Literature DB >> 21347170

Comorbidity of bipolar disorder with substance abuse: selection of prioritized genes for translational research.

Raphael D Isokpehi¹, Sharon A Lewis, Tolulola O Oyeleye, Wellington K Ayensu, Tonya M Gerald.

Abstract

Bipolar disorder is a highly heritable mental illness. The global burden of bipolar disorder is complicated by its comorbidity with substance abuse.
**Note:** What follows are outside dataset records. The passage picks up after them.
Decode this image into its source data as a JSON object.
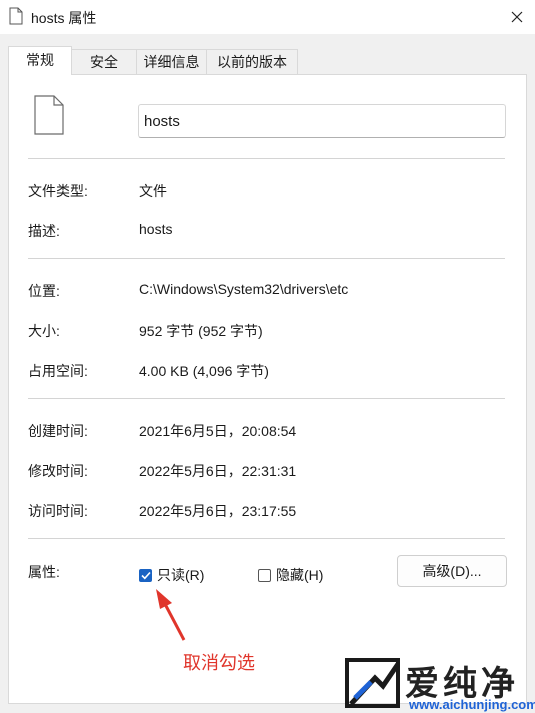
{
  "window": {
    "title": "hosts 属性"
  },
  "tabs": [
    {
      "label": "常规",
      "active": true
    },
    {
      "label": "安全",
      "active": false
    },
    {
      "label": "详细信息",
      "active": false
    },
    {
      "label": "以前的版本",
      "active": false
    }
  ],
  "general": {
    "file_name": "hosts",
    "rows": {
      "type": {
        "label": "文件类型:",
        "value": "文件"
      },
      "description": {
        "label": "描述:",
        "value": "hosts"
      },
      "location": {
        "label": "位置:",
        "value": "C:\\Windows\\System32\\drivers\\etc"
      },
      "size": {
        "label": "大小:",
        "value": "952 字节 (952 字节)"
      },
      "size_on_disk": {
        "label": "占用空间:",
        "value": "4.00 KB (4,096 字节)"
      },
      "created": {
        "label": "创建时间:",
        "value": "2021年6月5日，20:08:54"
      },
      "modified": {
        "label": "修改时间:",
        "value": "2022年5月6日，22:31:31"
      },
      "accessed": {
        "label": "访问时间:",
        "value": "2022年5月6日，23:17:55"
      }
    },
    "attributes": {
      "label": "属性:",
      "readonly": {
        "label": "只读(R)",
        "checked": true
      },
      "hidden": {
        "label": "隐藏(H)",
        "checked": false
      },
      "advanced_button": "高级(D)..."
    }
  },
  "annotation": {
    "text": "取消勾选",
    "color": "#e0352b"
  },
  "watermark": {
    "brand": "爱纯净",
    "url": "www.aichunjing.com"
  },
  "colors": {
    "checkbox_accent": "#1a63c3",
    "watermark_url": "#1f63d6"
  },
  "icons": {
    "title_icon": "file-icon",
    "close": "close-icon",
    "file_big": "file-icon",
    "check": "check-icon"
  }
}
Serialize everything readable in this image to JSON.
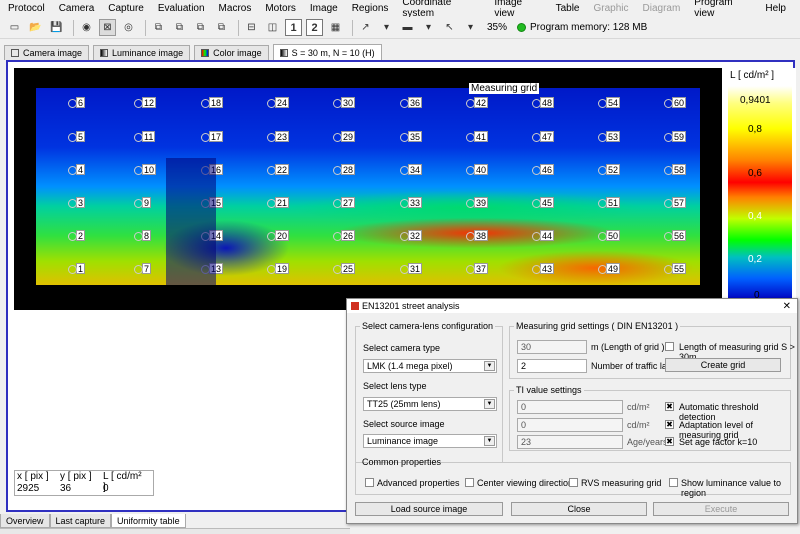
{
  "menu": [
    "Protocol",
    "Camera",
    "Capture",
    "Evaluation",
    "Macros",
    "Motors",
    "Image",
    "Regions",
    "Coordinate system",
    "Image view",
    "Table",
    "Graphic",
    "Diagram",
    "Program view",
    "Help"
  ],
  "menu_disabled": [
    "Graphic",
    "Diagram"
  ],
  "toolbar": {
    "zoom": "35%",
    "memory": "Program memory: 128 MB",
    "btn1": "1",
    "btn2": "2"
  },
  "image_tabs": [
    "Camera image",
    "Luminance image",
    "Color image",
    "S = 30 m, N = 10 (H)"
  ],
  "grid_label": "Measuring grid",
  "grid_points": [
    "6",
    "12",
    "18",
    "24",
    "30",
    "36",
    "42",
    "48",
    "54",
    "60",
    "5",
    "11",
    "17",
    "23",
    "29",
    "35",
    "41",
    "47",
    "53",
    "59",
    "4",
    "10",
    "16",
    "22",
    "28",
    "34",
    "40",
    "46",
    "52",
    "58",
    "3",
    "9",
    "15",
    "21",
    "27",
    "33",
    "39",
    "45",
    "51",
    "57",
    "2",
    "8",
    "14",
    "20",
    "26",
    "32",
    "38",
    "44",
    "50",
    "56",
    "1",
    "7",
    "13",
    "19",
    "25",
    "31",
    "37",
    "43",
    "49",
    "55"
  ],
  "legend": {
    "title": "L [ cd/m² ]",
    "max": "0,9401",
    "ticks": [
      "0,8",
      "0,6",
      "0,4",
      "0,2",
      "0"
    ]
  },
  "readout": {
    "h_x": "x [ pix ]",
    "h_y": "y [ pix ]",
    "h_l": "L [ cd/m² ]",
    "x": "2925",
    "y": "36",
    "l": "0"
  },
  "bottom_tabs": [
    "Overview",
    "Last capture",
    "Uniformity table"
  ],
  "dialog": {
    "title": "EN13201 street analysis",
    "camera_group": "Select camera-lens configuration",
    "camera_type_label": "Select camera type",
    "camera_type": "LMK (1.4 mega pixel)",
    "lens_label": "Select lens type",
    "lens": "TT25 (25mm lens)",
    "source_label": "Select source image",
    "source": "Luminance image",
    "grid_group": "Measuring grid settings ( DIN EN13201 )",
    "length": "30",
    "length_unit": "m (Length of grid )",
    "length_check": "Length of measuring grid S > 30m",
    "lanes": "2",
    "lanes_label": "Number of traffic lane",
    "create_grid": "Create grid",
    "ti_group": "TI value settings",
    "ti1": "0",
    "ti1_unit": "cd/m²",
    "ti1_check": "Automatic threshold detection",
    "ti2": "0",
    "ti2_unit": "cd/m²",
    "ti2_check": "Adaptation level of measuring grid",
    "ti3": "23",
    "ti3_unit": "Age/years",
    "ti3_check": "Set age factor k=10",
    "common_group": "Common properties",
    "advanced": "Advanced properties",
    "center": "Center viewing direction",
    "rvs": "RVS measuring grid",
    "show_lum": "Show luminance value to region",
    "load_source": "Load source image",
    "close": "Close",
    "execute": "Execute"
  }
}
Several genome-wide linkage/association studies on bipolar disorder as well as substance abuse have focused on the identification and/or prioritization of candidate disease genes. A useful step for translational research of these identified/prioritized genes is to identify sets of genes that have particular kinds of publicly available data. Therefore, we have leveraged the availability of links to related resources in the Entrez Gene database to develop a web-based resource for selecting genes based on presence or absence in particular biological data resources. The utility of our approach is demonstrated using a set of 3,399 genes from multiple eukaryotes that have been studied in the context of bipolar disorder and/or substance abuse. A web resource to automate the selection of genes that contain certain database links is available at http://compbio.jsums.edu/bpd.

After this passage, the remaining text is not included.